To the hometown paper in Worcester, Massachusetts, he put it in perspective: “My father told me just to do everything I can to prepare myself and live with no regrets. He had a mindset that was unique. The more I play, the more appreciation I have for what he did.”
All In.Do everything you can to prepare yourself and live with no regrets. Those are terse summations of what takes a pro decades to develop and sophisticate. Yet, on the top level of the sports world there are innumerable competitors; most won’t make it to the final contest. The ones that will take the field for the top prize carry something beyond just raw talent and refined maneuvers. When you have to summon the extra umph to squeeze out the victory… what tape will you be playing for motivation?
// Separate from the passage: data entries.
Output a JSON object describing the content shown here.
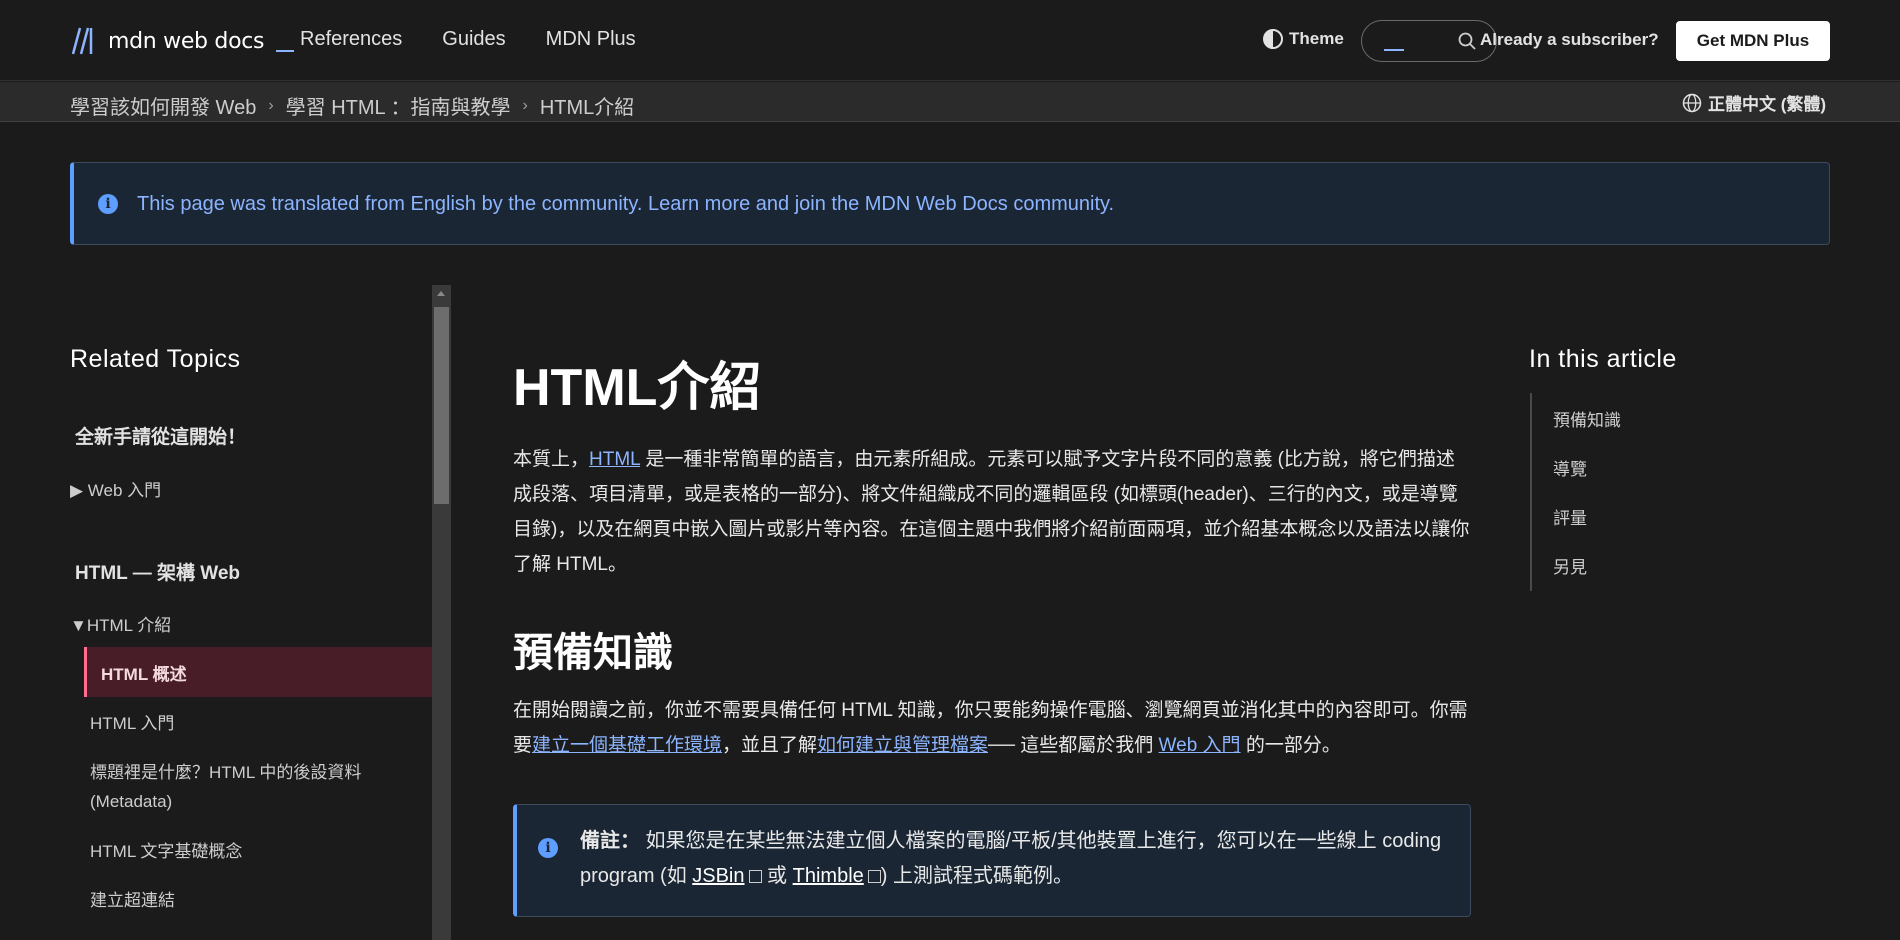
{
  "header": {
    "logo_text": "mdn web docs",
    "nav": [
      "References",
      "Guides",
      "MDN Plus"
    ],
    "theme_label": "Theme",
    "subscriber_text": "Already a subscriber?",
    "get_plus_label": "Get MDN Plus"
  },
  "breadcrumb": {
    "items": [
      "學習該如何開發 Web",
      "學習 HTML ：指南與教學",
      "HTML介紹"
    ],
    "language": "正體中文 (繁體)"
  },
  "notice": {
    "text": "This page was translated from English by the community. Learn more and join the MDN Web Docs community."
  },
  "sidebar": {
    "title": "Related Topics",
    "section1_heading": "全新手請從這開始！",
    "section1_toggle": "▶ Web 入門",
    "section2_heading": "HTML — 架構 Web",
    "section2_toggle": "▼HTML 介紹",
    "active_item": "HTML 概述",
    "items": [
      "HTML 入門",
      "標題裡是什麼？HTML 中的後設資料 (Metadata)",
      "HTML 文字基礎概念",
      "建立超連結"
    ]
  },
  "main": {
    "title": "HTML介紹",
    "intro_pre": "本質上，",
    "intro_link": "HTML",
    "intro_post": " 是一種非常簡單的語言，由元素所組成。元素可以賦予文字片段不同的意義 (比方說，將它們描述成段落、項目清單，或是表格的一部分)、將文件組織成不同的邏輯區段 (如標頭(header)、三行的內文，或是導覽目錄)，以及在網頁中嵌入圖片或影片等內容。在這個主題中我們將介紹前面兩項，並介紹基本概念以及語法以讓你了解 HTML。",
    "section_heading": "預備知識",
    "pre_text1": "在開始閱讀之前，你並不需要具備任何 HTML 知識，你只要能夠操作電腦、瀏覽網頁並消化其中的內容即可。你需要",
    "pre_link1": "建立一個基礎工作環境",
    "pre_text2": "，並且了解",
    "pre_link2": "如何建立與管理檔案",
    "pre_text3": "── 這些都屬於我們 ",
    "pre_link3": "Web 入門",
    "pre_text4": " 的一部分。",
    "note_label": "備註：",
    "note_text1": " 如果您是在某些無法建立個人檔案的電腦/平板/其他裝置上進行，您可以在一些線上 coding program (如 ",
    "note_link1": "JSBin",
    "note_text2": " 或 ",
    "note_link2": "Thimble",
    "note_text3": ") 上測試程式碼範例。"
  },
  "toc": {
    "title": "In this article",
    "items": [
      "預備知識",
      "導覽",
      "評量",
      "另見"
    ]
  },
  "colors": {
    "background": "#1b1b1b",
    "link": "#8cb4ff",
    "accent_active": "#ff6d91",
    "info": "#5e9eff"
  }
}
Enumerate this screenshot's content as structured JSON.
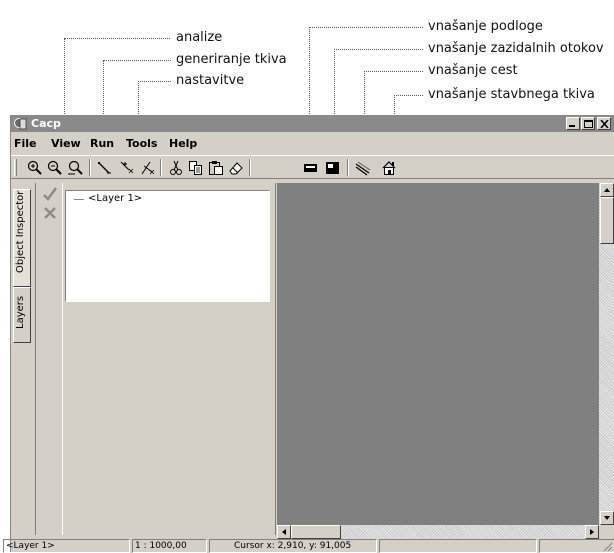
{
  "callouts": {
    "analize": "analize",
    "generiranje": "generiranje tkiva",
    "nastavitve": "nastavitve",
    "podloge": "vnašanje podloge",
    "otokov": "vnašanje zazidalnih otokov",
    "cest": "vnašanje cest",
    "stavbnega": "vnašanje stavbnega tkiva"
  },
  "window": {
    "title": "Cacp"
  },
  "menu": [
    "File",
    "View",
    "Run",
    "Tools",
    "Help"
  ],
  "toolbar": {
    "icons": [
      "zoom-in-icon",
      "zoom-out-icon",
      "zoom-fit-icon",
      "draw-line-icon",
      "edit-vertex-icon",
      "delete-vertex-icon",
      "cut-icon",
      "copy-icon",
      "paste-icon",
      "eraser-icon",
      "underlay-icon",
      "block-island-icon",
      "road-icon",
      "building-icon"
    ]
  },
  "tabs": {
    "object_inspector": "Object Inspector",
    "layers": "Layers"
  },
  "layers": {
    "items": [
      "<Layer 1>"
    ]
  },
  "status": {
    "layer": "<Layer 1>",
    "scale": "1 : 1000,00",
    "cursor": "Cursor x: 2,910, y: 91,005"
  },
  "colors": {
    "titlebar": "#8a8a8a",
    "face": "#d4d0c8",
    "canvas": "#808080"
  }
}
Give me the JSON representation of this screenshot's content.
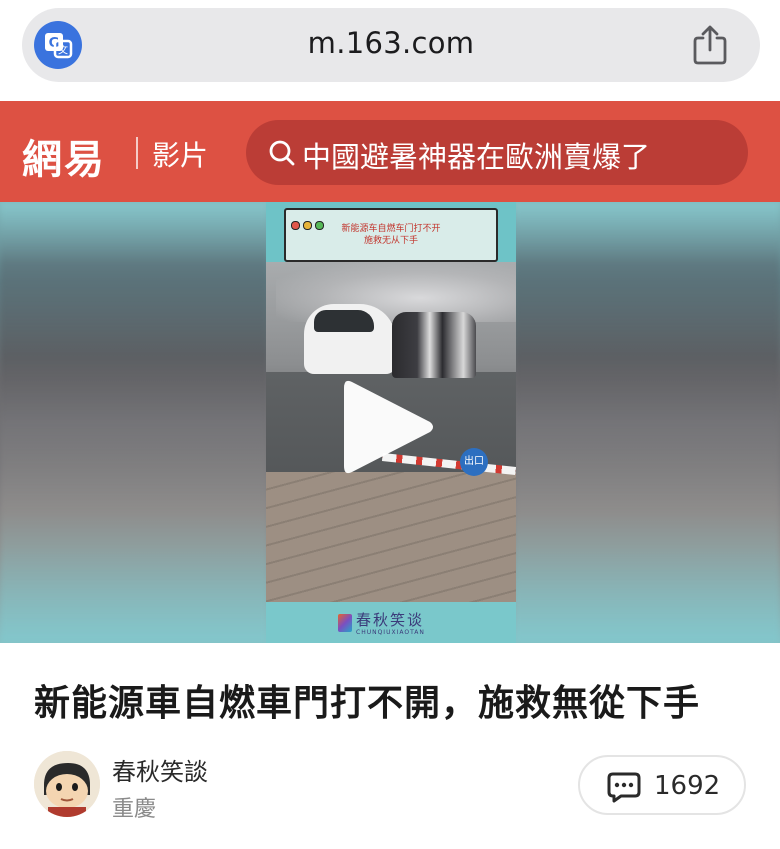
{
  "browser": {
    "url": "m.163.com",
    "translate_icon": "translate-icon",
    "share_icon": "share-icon"
  },
  "header": {
    "logo": "網易",
    "section": "影片",
    "search_icon": "search-icon",
    "search_text": "中國避暑神器在歐洲賣爆了",
    "brand_color": "#dd5143"
  },
  "video": {
    "caption_line1": "新能源车自燃车门打不开",
    "caption_line2": "施救无从下手",
    "exit_sign": "出口",
    "watermark_name": "春秋笑谈",
    "watermark_sub": "CHUNQIUXIAOTAN",
    "play_icon": "play-icon"
  },
  "article": {
    "title": "新能源車自燃車門打不開，施救無從下手",
    "author_name": "春秋笑談",
    "author_location": "重慶",
    "comment_icon": "comment-icon",
    "comment_count": "1692"
  }
}
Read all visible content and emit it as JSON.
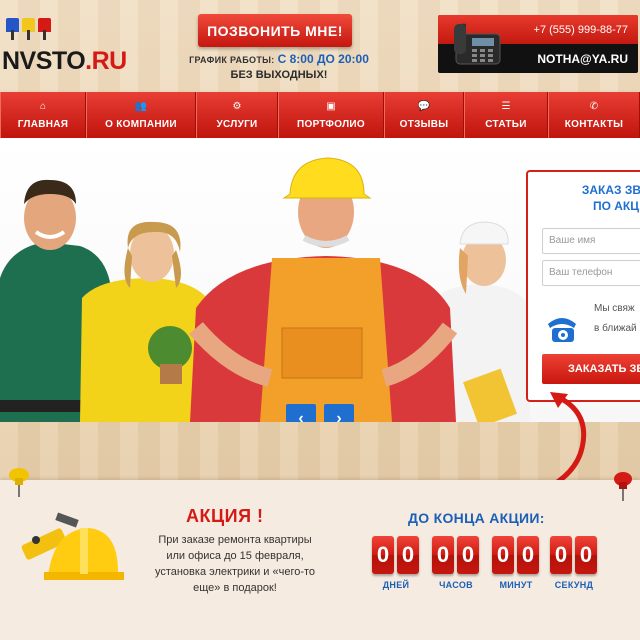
{
  "header": {
    "logo_main": "NVSTO",
    "logo_tld": ".RU",
    "call_button": "ПОЗВОНИТЬ МНЕ!",
    "schedule_label": "ГРАФИК РАБОТЫ:",
    "schedule_time": "С 8:00 ДО 20:00",
    "schedule_days": "БЕЗ ВЫХОДНЫХ!",
    "phone": "+7 (555) 999-88-77",
    "email": "NOTHA@YA.RU"
  },
  "nav": {
    "items": [
      {
        "label": "ГЛАВНАЯ",
        "icon": "home-icon",
        "glyph": "⌂"
      },
      {
        "label": "О КОМПАНИИ",
        "icon": "users-icon",
        "glyph": "👥"
      },
      {
        "label": "УСЛУГИ",
        "icon": "share-icon",
        "glyph": "⚙"
      },
      {
        "label": "ПОРТФОЛИО",
        "icon": "briefcase-icon",
        "glyph": "▣"
      },
      {
        "label": "ОТЗЫВЫ",
        "icon": "comments-icon",
        "glyph": "💬"
      },
      {
        "label": "СТАТЬИ",
        "icon": "list-icon",
        "glyph": "☰"
      },
      {
        "label": "КОНТАКТЫ",
        "icon": "phone-icon",
        "glyph": "✆"
      }
    ]
  },
  "slider": {
    "prev": "‹",
    "next": "›"
  },
  "order_form": {
    "title_line1": "ЗАКАЗ ЗВО",
    "title_line2": "ПО АКЦ",
    "name_placeholder": "Ваше имя",
    "phone_placeholder": "Ваш телефон",
    "note_line1": "Мы свяж",
    "note_line2": "в ближай",
    "submit": "ЗАКАЗАТЬ ЗВ"
  },
  "promo": {
    "title": "АКЦИЯ !",
    "text": "При заказе ремонта квартиры или офиса до 15 февраля, установка электрики и «чего-то еще» в подарок!",
    "countdown_title": "ДО КОНЦА АКЦИИ:",
    "units": [
      {
        "d1": "0",
        "d2": "0",
        "label": "ДНЕЙ"
      },
      {
        "d1": "0",
        "d2": "0",
        "label": "ЧАСОВ"
      },
      {
        "d1": "0",
        "d2": "0",
        "label": "МИНУТ"
      },
      {
        "d1": "0",
        "d2": "0",
        "label": "СЕКУНД"
      }
    ]
  },
  "colors": {
    "brand_red": "#d51a16",
    "accent_blue": "#1c5fb8"
  }
}
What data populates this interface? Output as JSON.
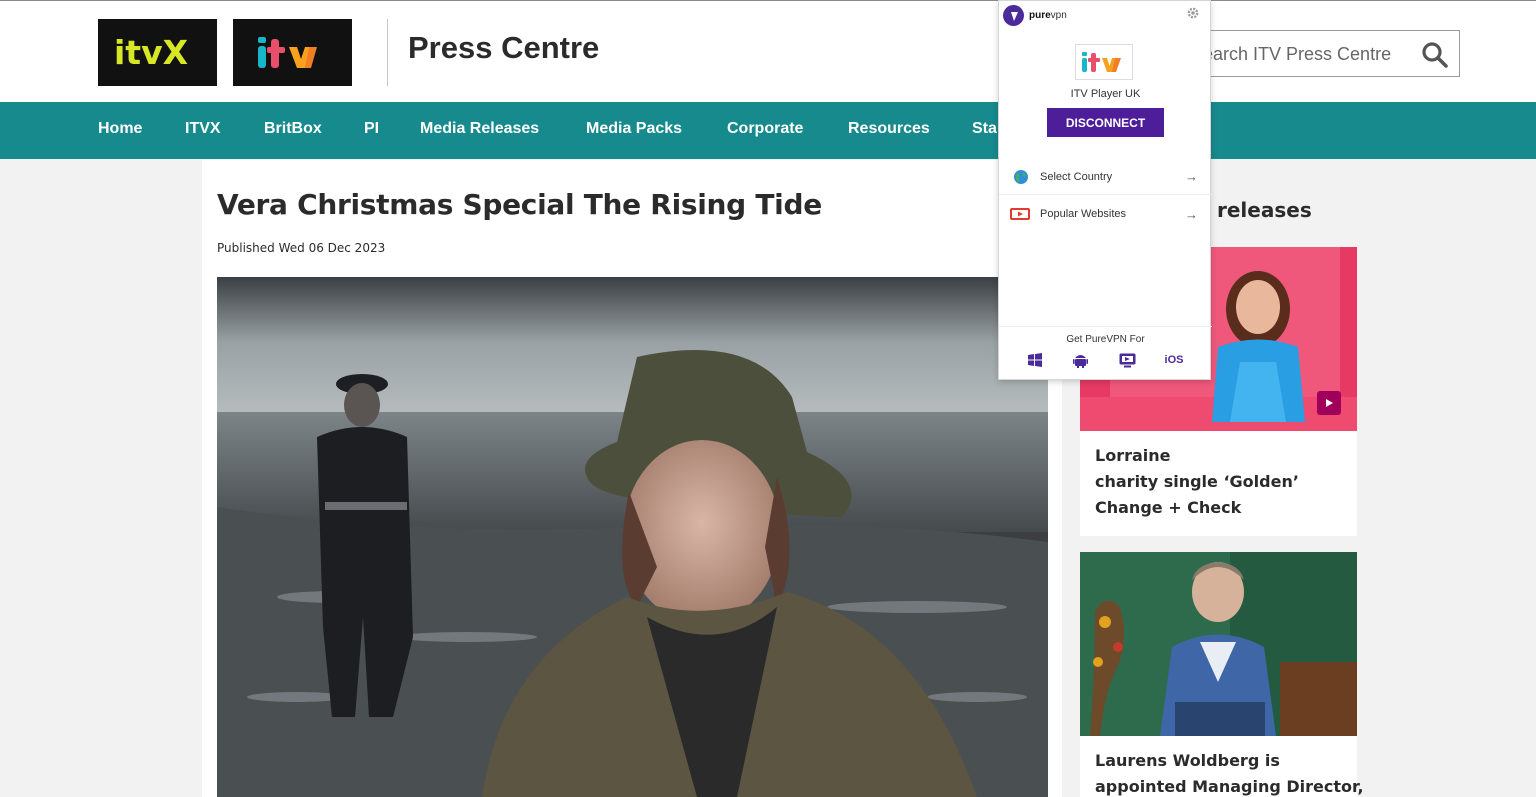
{
  "header": {
    "logo_itvx_alt": "itvX",
    "logo_itv_alt": "itv",
    "site_title": "Press Centre",
    "search_placeholder": "Search ITV Press Centre"
  },
  "nav": {
    "items": [
      {
        "label": "Home"
      },
      {
        "label": "ITVX"
      },
      {
        "label": "BritBox"
      },
      {
        "label": "PI"
      },
      {
        "label": "Media Releases"
      },
      {
        "label": "Media Packs"
      },
      {
        "label": "Corporate"
      },
      {
        "label": "Resources"
      },
      {
        "label": "Sta"
      }
    ]
  },
  "article": {
    "title": "Vera Christmas Special The Rising Tide",
    "published": "Published Wed 06 Dec 2023"
  },
  "sidebar": {
    "heading": "releases",
    "cards": [
      {
        "lines": [
          "Lorraine",
          "charity single ‘Golden’",
          "Change + Check"
        ]
      },
      {
        "lines": [
          "Laurens Woldberg is",
          "appointed Managing Director,"
        ]
      }
    ]
  },
  "vpn": {
    "brand_bold": "pure",
    "brand_rest": "vpn",
    "site_name": "ITV Player UK",
    "disconnect_label": "DISCONNECT",
    "select_country": "Select Country",
    "popular_websites": "Popular Websites",
    "arrow": "→",
    "get_for": "Get PureVPN For",
    "ios_label": "iOS"
  },
  "colors": {
    "nav_bg": "#178a8e",
    "vpn_purple": "#4d1d9a",
    "itv_badge": "#a1005a"
  }
}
I’m writing before the kick-off; it isn’t my norm, but I’ve got a date with my grandsons in front of a big screen this evening. Will George’s congregation of Giants win tonight? Or, will Matthew and his Patriot crew emerge from Lucas Oil Stadium with the Lombardi Trophy?
Whoever goes home with the title, some from each team will leave their pro career with what it takes to keep on winning, in life. As husbands, as fathers, as citizens, as continuing contributors to their society and to the Kingdom: they’ll live to be All In; to do everything they can to prepare themselves and to live with no regrets.